Над боярской Москвой плывет утренний благовест.
Иванка Болотников, прислонившись к бревенчатой стене подклета, невесело раздумывал:
«Прав был Пахом. Нет на Руси добрых бояр. Вот и наш князь мужику навстречу пойти не хочет. Даже выслушать нужду мирскую ему недосуг».
Рядом, свернувшись калачиком на куче соломы, беззаботно напевал вполголоса Афоня Шмоток. Болотников толкнул его ногой.
— Чего веселый?
— Кручину не люблю. Скоро в вотчину поедем. Вот всыплет нам князь кнута и отпустит восвояси. Агафья там без меня скучает.
— У тебя баба в голове, а у меня жито на уме. Князя хочу видеть. Нешто он крестьянам хлеба пожалеет? Не посеем нонче — и ему оброка не видать.
Афоня выглянул в малое оконце, забранное железной решеткой, и оживился:
— Примет тебя князь, Иванка. Глянь — воротный сторож по двору идет. Денежку он зело любит.
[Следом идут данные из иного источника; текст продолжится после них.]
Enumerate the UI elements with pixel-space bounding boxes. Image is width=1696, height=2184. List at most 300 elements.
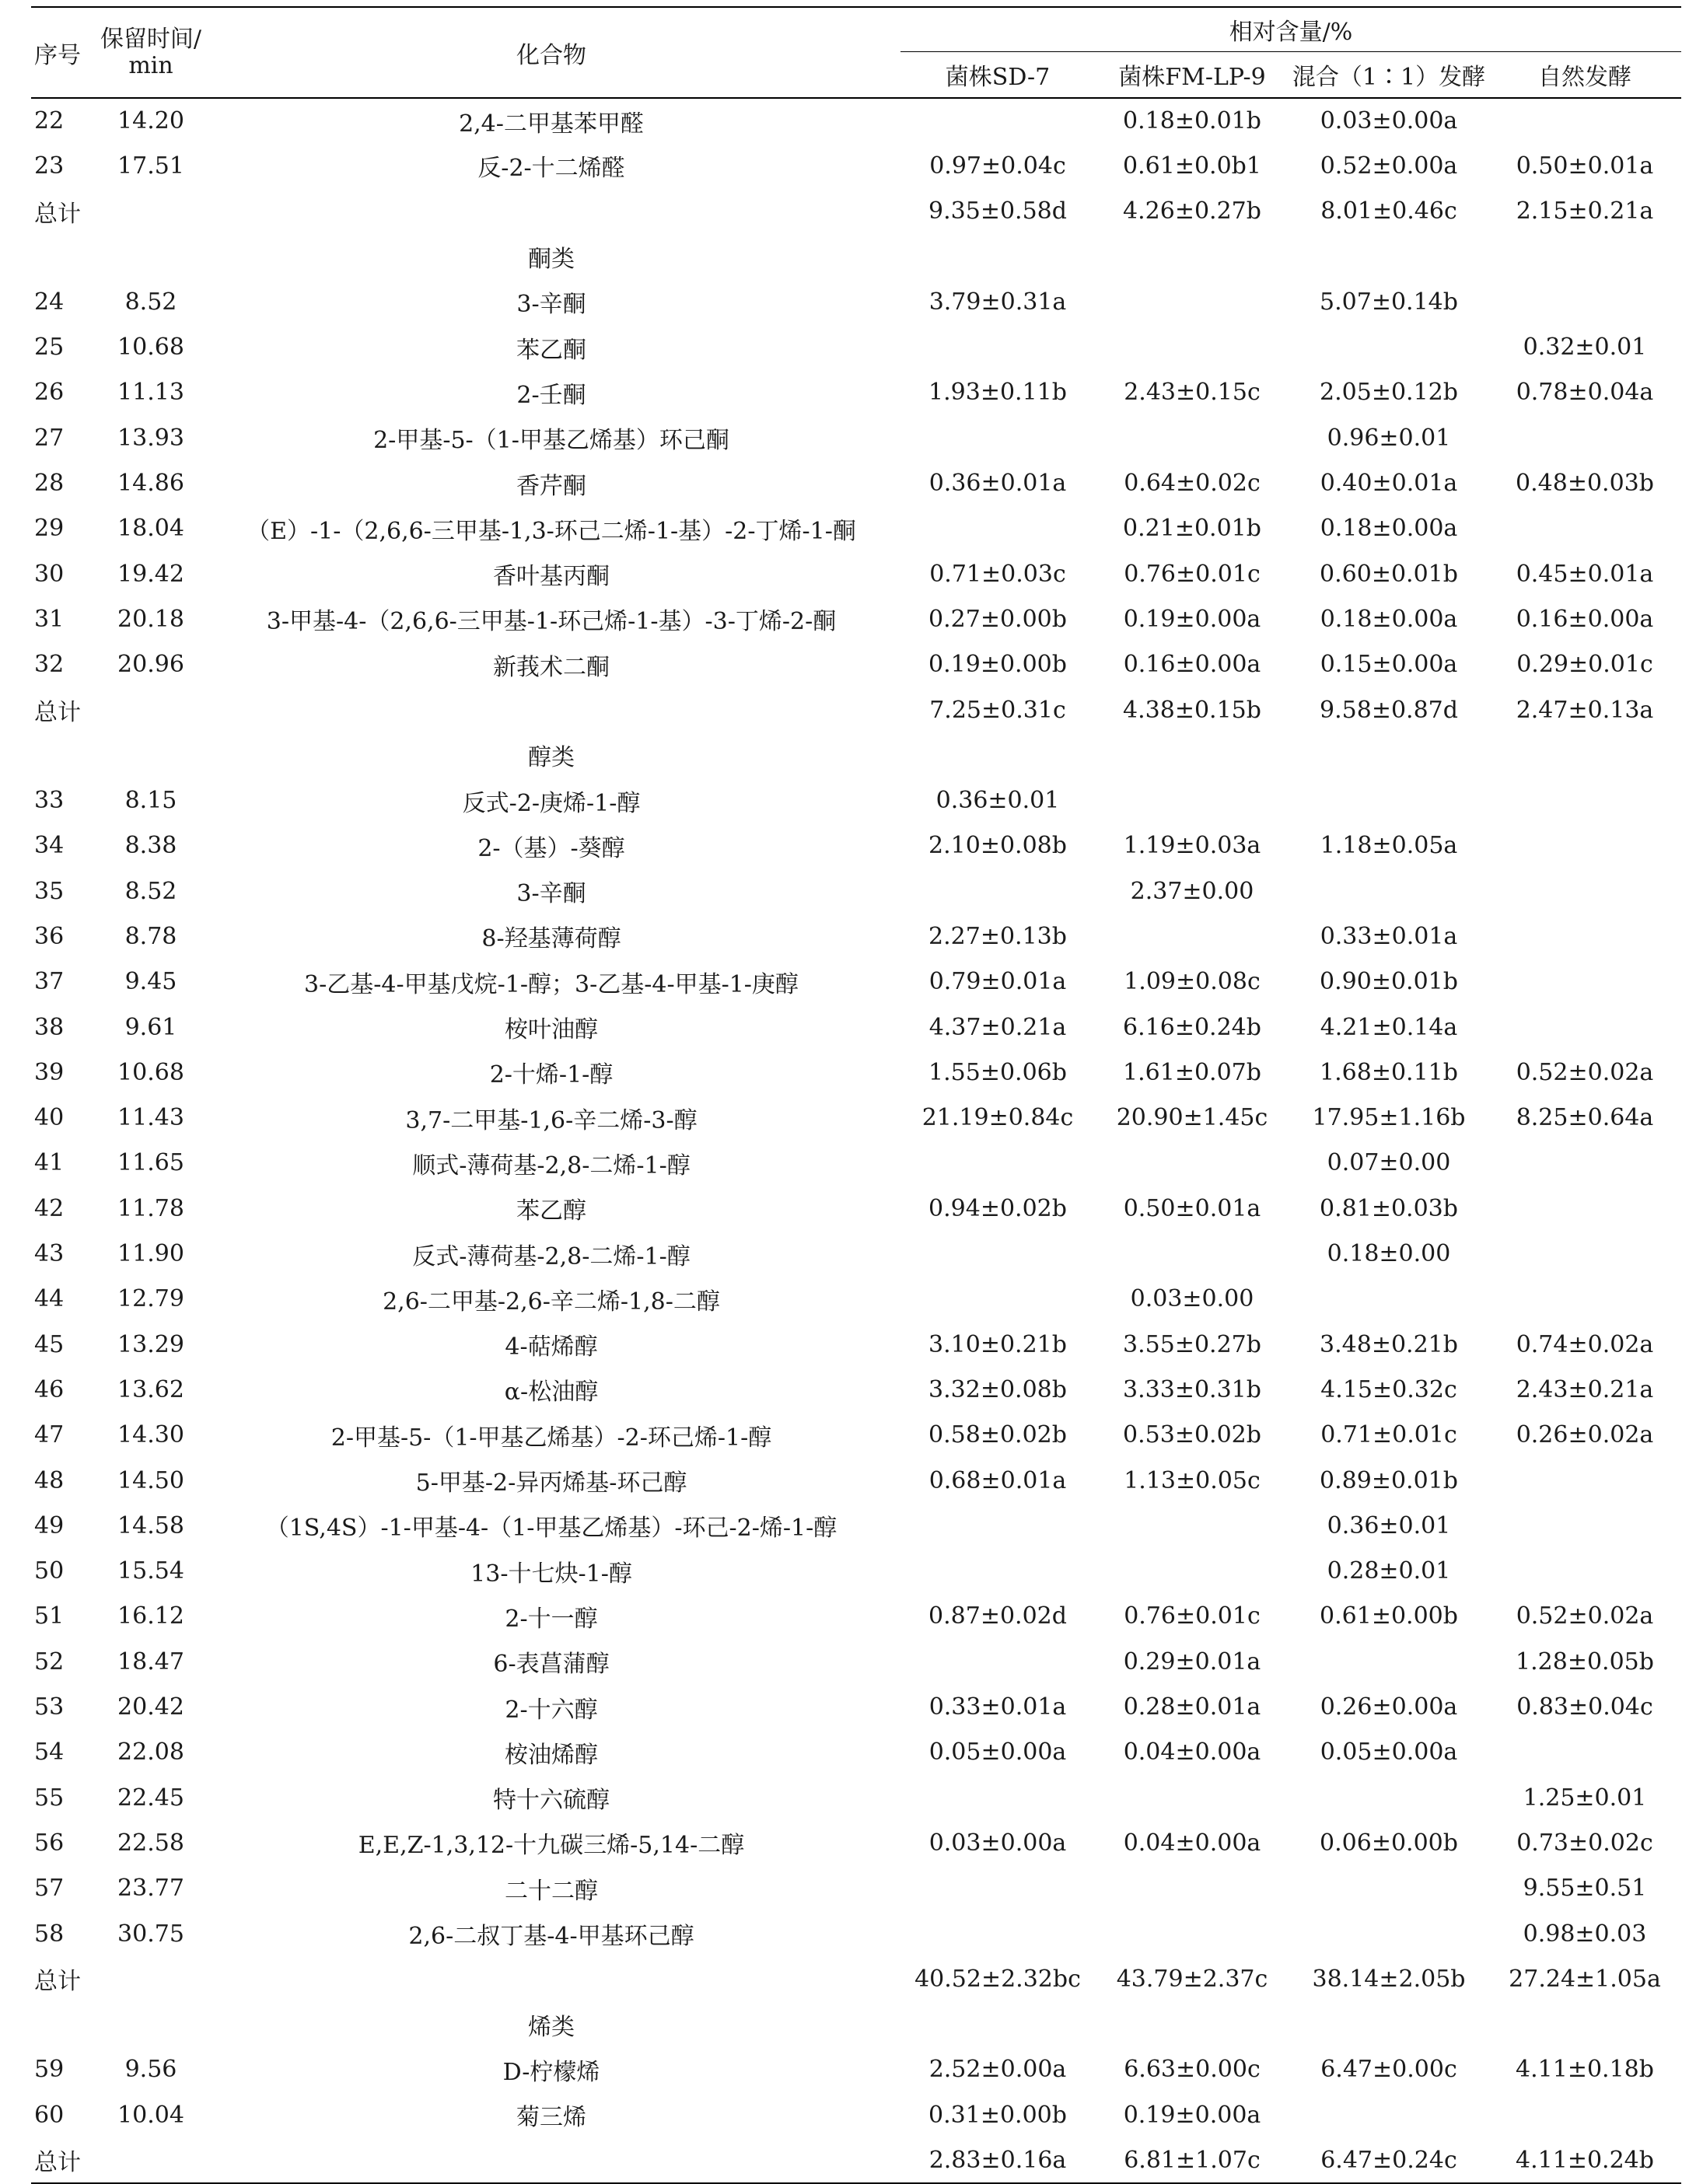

Вот мы его сейчас и облапошим, — довольно потирая руки, проговорил бобыль и крикнул в оконце. — Подойди сюда, отец родной!
Привратник, услышав голос из подклета, остановился, посреди двора, широко зевнул, перекрестил рот, чтобы плутоватый черт не забрался в грешную душу, и неторопливо, шаркая по земле лыковыми лаптями, приблизился к смоляному срубу.
— Чего рот дерете, мужичье?
— Поначалу скажи, как тебя звать-величать, батюшка?
— Звать Игнатием, а по батюшке — сын Силантьев, — позевывая, прогудел привратник.
— Нешто Игнатий! — обрадованно воскликнул Афоня, высунув в оконце жидкую бороденку. — Ну и ну! Однако, счастливец ты, отец родной.
— Это отчего ж? — недоуменно вопросил Игнатий.
— Через неделю тебе вино да хмельную брагу пить за день святого Игнатия — епископа Ростовского. Великий богомолец был и добрыми делами среди паствы далеко известен. Тебя, чай, не зря Игнатием нарекли. И в тебе добрая душа сидит.
Привратник ухмыльнулся, пегую бороду щепотью вздернул.
— Ишь ты! Все святцы постиг.
— А теперь скажи мне, мил человек — почем нынче на торгу добрый суконный кафтан? — елейно продолжал выспрашивать Афоня.
— Четыре гривны, братец.
— Так-так, — поблескивая глазами, раздумчиво протянул бобыль, а затем проговорил участливо. — Вижу, одежонка на тебе, Игнатий, свет Силаньтьев, немудрящая да и лаптишки княжьему человеку не к лицу. Проведи нас к князю в хоромы, а мы тебе за радение на суконный кафтан да сапоги из юфти полтину отвалим. Глядишь, день святого Игнатия в обновке справишь.